Danielle Church has proposed on the SWI-Prolog
Discourse group to allow for (Var) Term. The
equivalent ECLiPSe notation is Var{= : Term}.
The main disadvantage of this is the ambiguity. It was
proposed to allow for
p((X) hello(Y)) :- q(X).
Eventually it was rejected in favour of compiler
support to make the code below having all benefits of
hello(Y) appearing in the head.
p(X) :- X = hello(Y), q(X).
Alternative proposals
A few variations on the ECLiPSe syntax proposed are
X{_: f(X)}. The advantage is that it requires no reserved attribute. Otherwise it is considered less clean.X{X: f(X)}. Similar issues
Issues
How to handle a term contains multiple attribute constructs for the same variable?
Two proposals are
- One option is to make each
Var{...}create an attributed term and use unification if we find multiple instances ofVar. This implies we need to call the constraint solver insideread/1. Constraint solvers may fail, raise exceptions or be non-deterministic. It is undesirable to propagate this to read/1. - The current ECLiPSe and SWI-Prolog implementations
allow for multiple
Var{...}on the same variable, but:- If the same attribute is provided, the value must be
the same under
==/2. In that case the second instance is ignored. Otherwise a syntax error is raised.

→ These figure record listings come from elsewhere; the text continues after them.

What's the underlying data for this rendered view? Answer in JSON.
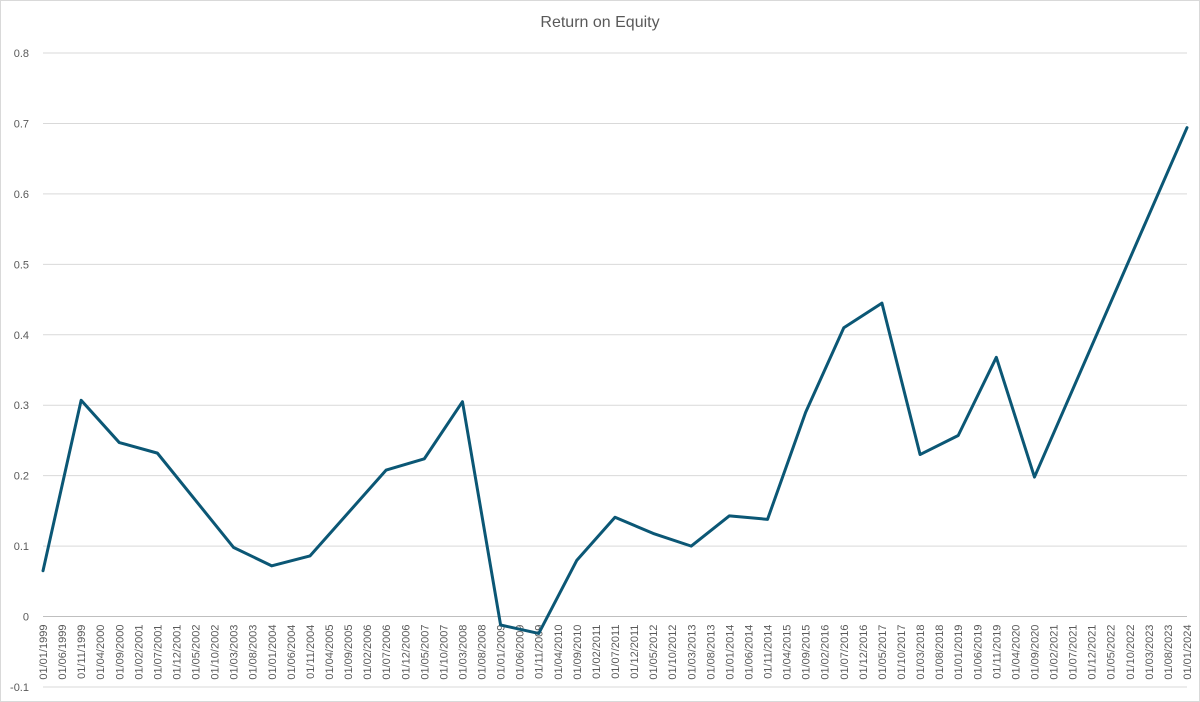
{
  "chart_data": {
    "type": "line",
    "title": "Return on Equity",
    "xlabel": "",
    "ylabel": "",
    "ylim": [
      -0.1,
      0.8
    ],
    "yticks": [
      -0.1,
      0,
      0.1,
      0.2,
      0.3,
      0.4,
      0.5,
      0.6,
      0.7,
      0.8
    ],
    "ytick_labels": [
      "-0.1",
      "0",
      "0.1",
      "0.2",
      "0.3",
      "0.4",
      "0.5",
      "0.6",
      "0.7",
      "0.8"
    ],
    "grid": true,
    "legend": "none",
    "line_color": "#0b5775",
    "categories": [
      "01/01/1999",
      "01/06/1999",
      "01/11/1999",
      "01/04/2000",
      "01/09/2000",
      "01/02/2001",
      "01/07/2001",
      "01/12/2001",
      "01/05/2002",
      "01/10/2002",
      "01/03/2003",
      "01/08/2003",
      "01/01/2004",
      "01/06/2004",
      "01/11/2004",
      "01/04/2005",
      "01/09/2005",
      "01/02/2006",
      "01/07/2006",
      "01/12/2006",
      "01/05/2007",
      "01/10/2007",
      "01/03/2008",
      "01/08/2008",
      "01/01/2009",
      "01/06/2009",
      "01/11/2009",
      "01/04/2010",
      "01/09/2010",
      "01/02/2011",
      "01/07/2011",
      "01/12/2011",
      "01/05/2012",
      "01/10/2012",
      "01/03/2013",
      "01/08/2013",
      "01/01/2014",
      "01/06/2014",
      "01/11/2014",
      "01/04/2015",
      "01/09/2015",
      "01/02/2016",
      "01/07/2016",
      "01/12/2016",
      "01/05/2017",
      "01/10/2017",
      "01/03/2018",
      "01/08/2018",
      "01/01/2019",
      "01/06/2019",
      "01/11/2019",
      "01/04/2020",
      "01/09/2020",
      "01/02/2021",
      "01/07/2021",
      "01/12/2021",
      "01/05/2022",
      "01/10/2022",
      "01/03/2023",
      "01/08/2023",
      "01/01/2024"
    ],
    "points": [
      {
        "x": "01/01/1999",
        "y": 0.065
      },
      {
        "x": "01/11/1999",
        "y": 0.307
      },
      {
        "x": "01/09/2000",
        "y": 0.247
      },
      {
        "x": "01/07/2001",
        "y": 0.232
      },
      {
        "x": "01/03/2003",
        "y": 0.098
      },
      {
        "x": "01/01/2004",
        "y": 0.072
      },
      {
        "x": "01/11/2004",
        "y": 0.086
      },
      {
        "x": "01/07/2006",
        "y": 0.208
      },
      {
        "x": "01/05/2007",
        "y": 0.224
      },
      {
        "x": "01/03/2008",
        "y": 0.305
      },
      {
        "x": "01/01/2009",
        "y": -0.012
      },
      {
        "x": "01/11/2009",
        "y": -0.024
      },
      {
        "x": "01/09/2010",
        "y": 0.08
      },
      {
        "x": "01/07/2011",
        "y": 0.141
      },
      {
        "x": "01/05/2012",
        "y": 0.118
      },
      {
        "x": "01/03/2013",
        "y": 0.1
      },
      {
        "x": "01/01/2014",
        "y": 0.143
      },
      {
        "x": "01/11/2014",
        "y": 0.138
      },
      {
        "x": "01/09/2015",
        "y": 0.29
      },
      {
        "x": "01/07/2016",
        "y": 0.41
      },
      {
        "x": "01/05/2017",
        "y": 0.445
      },
      {
        "x": "01/03/2018",
        "y": 0.23
      },
      {
        "x": "01/01/2019",
        "y": 0.257
      },
      {
        "x": "01/11/2019",
        "y": 0.368
      },
      {
        "x": "01/09/2020",
        "y": 0.198
      },
      {
        "x": "01/01/2024",
        "y": 0.694
      }
    ]
  }
}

- If the same attribute is provided, the value must be
the same under
Can
the = attribute be combined with other
attributes?
This is not meaningful and problematic as it would require constraint solving.
What about
Var{}?
This can be
- A syntax error (current ECLiPSe)
- The same as
Var(current SWI-Prolog) - Create an attributed variable without attributes (if the system supports this notion).

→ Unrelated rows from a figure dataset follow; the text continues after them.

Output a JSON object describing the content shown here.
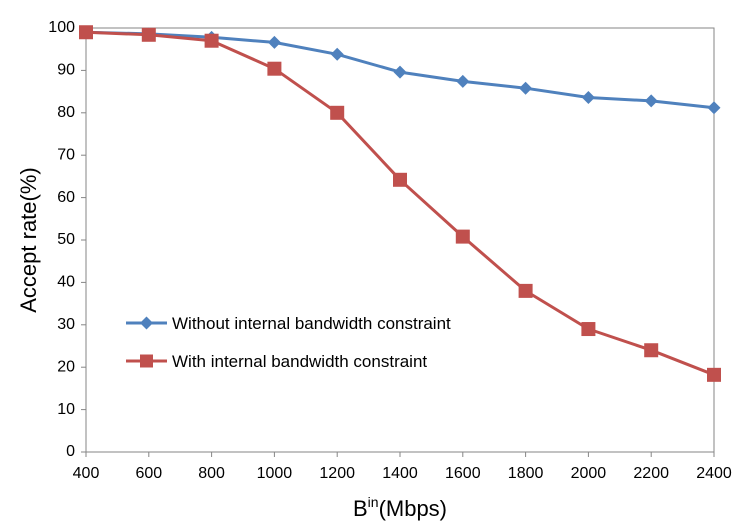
{
  "chart_data": {
    "type": "line",
    "title": "",
    "xlabel_main": "B",
    "xlabel_sup": "in",
    "xlabel_unit": "(Mbps)",
    "ylabel": "Accept rate(%)",
    "x": [
      400,
      600,
      800,
      1000,
      1200,
      1400,
      1600,
      1800,
      2000,
      2200,
      2400
    ],
    "xlim": [
      400,
      2400
    ],
    "ylim": [
      0,
      100
    ],
    "yticks": [
      0,
      10,
      20,
      30,
      40,
      50,
      60,
      70,
      80,
      90,
      100
    ],
    "grid": false,
    "legend_position": "lower-left-inside",
    "series": [
      {
        "name": "Without internal bandwidth constraint",
        "color": "#4f81bd",
        "marker": "diamond",
        "values": [
          99,
          98.6,
          97.8,
          96.6,
          93.8,
          89.6,
          87.4,
          85.8,
          83.6,
          82.8,
          81.2
        ]
      },
      {
        "name": "With internal bandwidth constraint",
        "color": "#c0504d",
        "marker": "square",
        "values": [
          99,
          98.4,
          97,
          90.4,
          80,
          64.2,
          50.8,
          38,
          29,
          24,
          18.2
        ]
      }
    ]
  }
}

Note that <atom>{} is already valid
syntax, both for struct/argnames and for dynamic dicts
(currently SWI-Prolog only).
Implications
Providing this syntax poses some new challenges to the Prolog system. Consider the query below. Correctly executed it should print an infinite number of lines.
?- G{= : (writeln('Hello world'), G)}.
However, current SWI-Prolog’s toplevel goal analysis as well as term and goal expansion loop on body terms that contain cyclic control structures.